The magic of a spec
“If I build this, will it delight you?”
Time spent building a spec that gets a ‘yes’ to this question is always time well spent. The spec describes what victory feels like, not necessarily every element of what's to be built.
A spec is an agreement before the agreement, it moves the difficult job of getting in sync with your client from the end of the process to the beginning.
Creatives of every stripe are so happy to get the assignment, so eager to get to work that we often forget to agree on what we’re setting out to do in the first place. It's fun to nod your head and say, "I understand," but even something as simple as cooking dinner deserves a few more moments of interaction before the knives are sharpened and the oven is turned on.

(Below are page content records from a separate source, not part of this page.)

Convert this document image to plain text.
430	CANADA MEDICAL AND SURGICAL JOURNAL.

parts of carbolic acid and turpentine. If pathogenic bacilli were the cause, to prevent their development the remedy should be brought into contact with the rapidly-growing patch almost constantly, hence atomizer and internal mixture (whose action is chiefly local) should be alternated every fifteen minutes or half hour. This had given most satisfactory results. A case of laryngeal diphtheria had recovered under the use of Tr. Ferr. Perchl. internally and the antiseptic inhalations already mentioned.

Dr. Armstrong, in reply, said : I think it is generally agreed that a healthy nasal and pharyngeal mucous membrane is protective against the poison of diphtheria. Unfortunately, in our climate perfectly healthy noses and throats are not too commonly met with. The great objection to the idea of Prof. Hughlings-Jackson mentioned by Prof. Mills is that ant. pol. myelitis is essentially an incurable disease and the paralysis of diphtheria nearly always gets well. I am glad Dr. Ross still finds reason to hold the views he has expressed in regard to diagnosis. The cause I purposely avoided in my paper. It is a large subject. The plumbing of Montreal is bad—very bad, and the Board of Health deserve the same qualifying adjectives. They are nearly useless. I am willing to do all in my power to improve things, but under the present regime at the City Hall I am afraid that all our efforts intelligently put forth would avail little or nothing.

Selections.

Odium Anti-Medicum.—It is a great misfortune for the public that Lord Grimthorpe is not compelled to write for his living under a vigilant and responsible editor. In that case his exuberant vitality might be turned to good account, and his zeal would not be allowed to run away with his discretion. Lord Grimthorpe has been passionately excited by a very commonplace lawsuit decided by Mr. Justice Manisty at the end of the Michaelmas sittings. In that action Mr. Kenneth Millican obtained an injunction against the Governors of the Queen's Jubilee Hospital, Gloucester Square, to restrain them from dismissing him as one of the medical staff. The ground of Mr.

“I’ll know it when I see it,” is reserved for crown princes, government agencies and well-funded startups. People who can afford to do it twice. Everyone else should use a spec.
I’m not suggesting that there’s no room for exploratory work. Of course there is. But even exploratory work deserves a spec. Don’t tell me the answers in advance, but I certainly want to know the questions.
Writing a spec is a kind of mind reading, which is why it’s so difficult. One half of the partnership has to take the time to not only specifically and precisely write down what’s expected and what the measurements and boundaries are, but then must do the challenging and risky work of engaging with the other half of the team to agree on that spec. Disagreements here are cheap, disagreements later cost a fortune.
The fear, of course, is that the spec will end the project, that without a lot of sunk costs on the table, a spec alone is too easy to renege on. In my experience, the most successful freelancers are also the most successful spec writers. Yes, there's some risk in clearly and vividly making your promises while the client/partner/boss still has time to back out. But professionals take that risk every day.
I have no doubt that one could have boiled down the spec for the Taj Mahal to, “a big white marble house” but somehow, I don’t think it would have ended as well.